“They were all sort of beefy”: the terrible Clint Eastwood movie inspired by Oregon lumberjacks

Inspiration comes in all shapes and sizes and can strike from anywhere, but even if you had a thousand guesses, you’d never be able to tell that Clint Eastwood channelled Oregon’s beefiest lumberjacks to inform one of the worst movies he’s ever directed.

With 40 features to his name, it was inevitable that some of them would fall flat. For the most part, the four-time Academy Award winner has been remarkably consistent, but it was only a matter of time before being the recipient of Steven Spielberg’s sloppy seconds failed to pay off the same way it had in the past.

Strangely, it became a recurring theme of Eastwood’s behind-the-camera career.
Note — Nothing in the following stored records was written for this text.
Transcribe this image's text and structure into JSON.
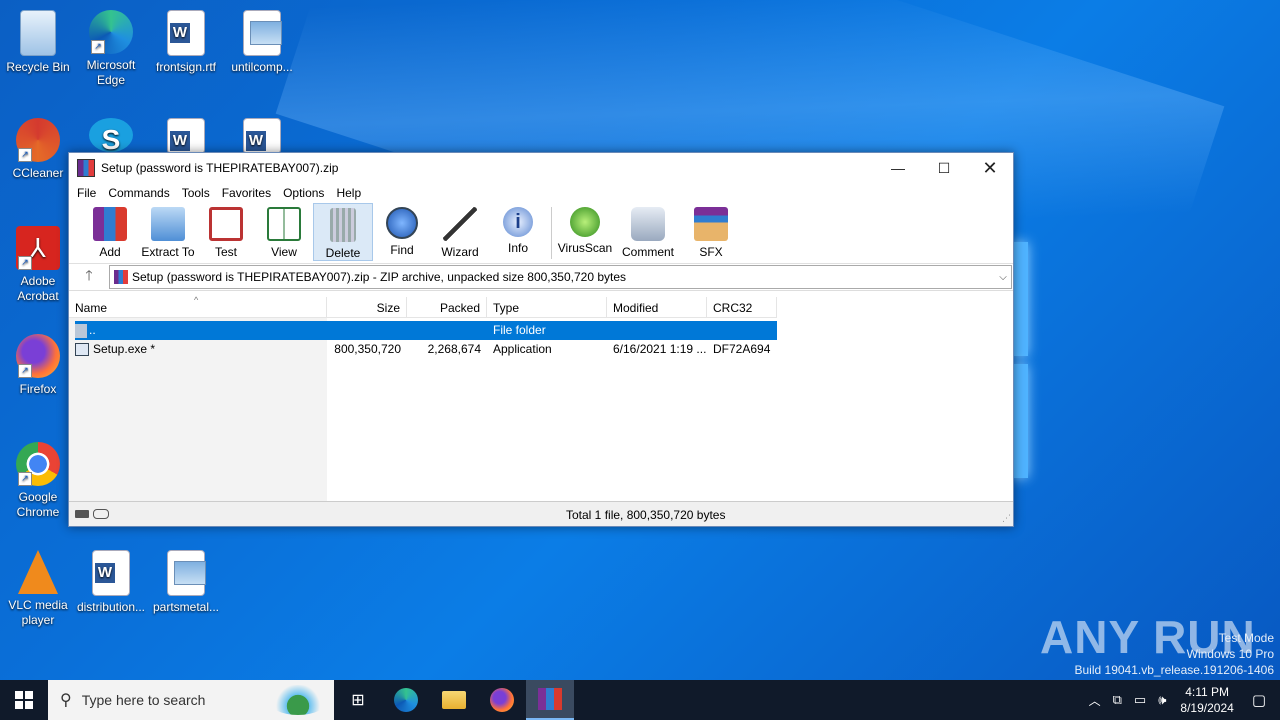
{
  "desktop": {
    "icons": [
      {
        "label": "Recycle Bin",
        "icon": "recycle-bin-icon"
      },
      {
        "label": "Microsoft Edge",
        "icon": "edge-icon"
      },
      {
        "label": "frontsign.rtf",
        "icon": "word-doc-icon"
      },
      {
        "label": "untilcomp...",
        "icon": "image-file-icon"
      },
      {
        "label": "CCleaner",
        "icon": "ccleaner-icon"
      },
      {
        "label": "Adobe Acrobat",
        "icon": "acrobat-icon"
      },
      {
        "label": "Firefox",
        "icon": "firefox-icon"
      },
      {
        "label": "Google Chrome",
        "icon": "chrome-icon"
      },
      {
        "label": "VLC media player",
        "icon": "vlc-icon"
      },
      {
        "label": "distribution...",
        "icon": "word-doc-icon"
      },
      {
        "label": "partsmetal...",
        "icon": "image-file-icon"
      }
    ]
  },
  "window": {
    "title": "Setup (password is THEPIRATEBAY007).zip",
    "menu": [
      "File",
      "Commands",
      "Tools",
      "Favorites",
      "Options",
      "Help"
    ],
    "toolbar": [
      {
        "label": "Add",
        "icon": "add-archive-icon"
      },
      {
        "label": "Extract To",
        "icon": "extract-folder-icon"
      },
      {
        "label": "Test",
        "icon": "test-clipboard-icon"
      },
      {
        "label": "View",
        "icon": "view-book-icon"
      },
      {
        "label": "Delete",
        "icon": "trash-icon"
      },
      {
        "label": "Find",
        "icon": "magnifier-icon"
      },
      {
        "label": "Wizard",
        "icon": "wand-icon"
      },
      {
        "label": "Info",
        "icon": "info-icon"
      },
      {
        "label": "VirusScan",
        "icon": "virus-scan-icon"
      },
      {
        "label": "Comment",
        "icon": "comment-icon"
      },
      {
        "label": "SFX",
        "icon": "sfx-box-icon"
      }
    ],
    "address": "Setup (password is THEPIRATEBAY007).zip - ZIP archive, unpacked size 800,350,720 bytes",
    "columns": [
      "Name",
      "Size",
      "Packed",
      "Type",
      "Modified",
      "CRC32"
    ],
    "rows": [
      {
        "name": "..",
        "size": "",
        "packed": "",
        "type": "File folder",
        "modified": "",
        "crc": ""
      },
      {
        "name": "Setup.exe *",
        "size": "800,350,720",
        "packed": "2,268,674",
        "type": "Application",
        "modified": "6/16/2021 1:19 ...",
        "crc": "DF72A694"
      }
    ],
    "status": "Total 1 file, 800,350,720 bytes"
  },
  "taskbar": {
    "search_placeholder": "Type here to search",
    "time": "4:11 PM",
    "date": "8/19/2024"
  },
  "watermark": {
    "line1": "Test Mode",
    "line2": "Windows 10 Pro",
    "line3": "Build 19041.vb_release.191206-1406",
    "brand": "ANY RUN"
  },
  "colors": {
    "selection": "#0078d7",
    "desktop": "#0a6fd8",
    "taskbar": "#101a2a"
  }
}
The Bridges of Madison County, Flags of Our Fathers, and American Sniper had all originated and been developed by Spielberg as potential directorial vehicles before ending up in the Dirty Harry and Unforgiven icon’s hands, and they all turned out to be either critical, commercial, or awards season favourites, if not a combination of all three.

The third time didn’t mark the charm when Spielberg ditched the supernatural drama Hereafter and Eastwood picked it up, with the end result being a tedious, saccharine, and glacially paced contemplative fantasy that thought it was a great deal more profound than it actually was, with the material ill-suited for Eastwood’s capabilities and sensibilities as a filmmaker.

A recurring thread amid the multi-pronged narrative is Robert William Buss’ painting, ‘Dickens’ Dream’, which depicts the author sitting in his study, surrounded by many of the characters he’d created. In the film, Matt Damon’s George Lonegan finds himself staring at the artwork, which is used as a heavy-handed metaphor to reflect the character’s position as a psychic of sorts who maintains one foot in two worlds.

What the fuck does this have to do with a bunch of hairy fellas chopping wood? More than you’d think, as Eastwood revealed. “One of the things I liked a lot about this script is that the American is blue-collar, and instead of reading thrillers, he read Dickens’ novels. That’s interesting,” he posited.

“That reminds me of a character I knew in my youth, when I was working as a lumberjack in Oregon,” the legend elaborated, getting to the point. “We were a bunch of guys working in the woods. They were all sort of beefy, but one of them had a thing for flowers. Imagine an elephant in a china shop. He loved to talk about flowers of all kinds. He even asked me to find some music for a home movie he was making about roses.”

It’s not the most circuitous route from point A to point B, but it nonetheless brought Eastwood to Hereafter. Upon reading the script for the first time and discovering one of the main characters is a fan of Charles Dickens, his mind wandered back to those heady days in Oregon, where he encountered an axe-slinging behemoth who had a soft spot for the local plant-life. There’s a reason everyone says you shouldn’t judge a book by its cover, and those two disparate elements obviously appealed to the star.

Would he have been quite as enamoured with Peter Morgan’s screenplay were it not for his flower-obsessed colleague from back in his lumberjack days? It’s debatable, and he would have been better off not tackling the production, since it’s nestled comfortably in the bottom tier of his directorial efforts.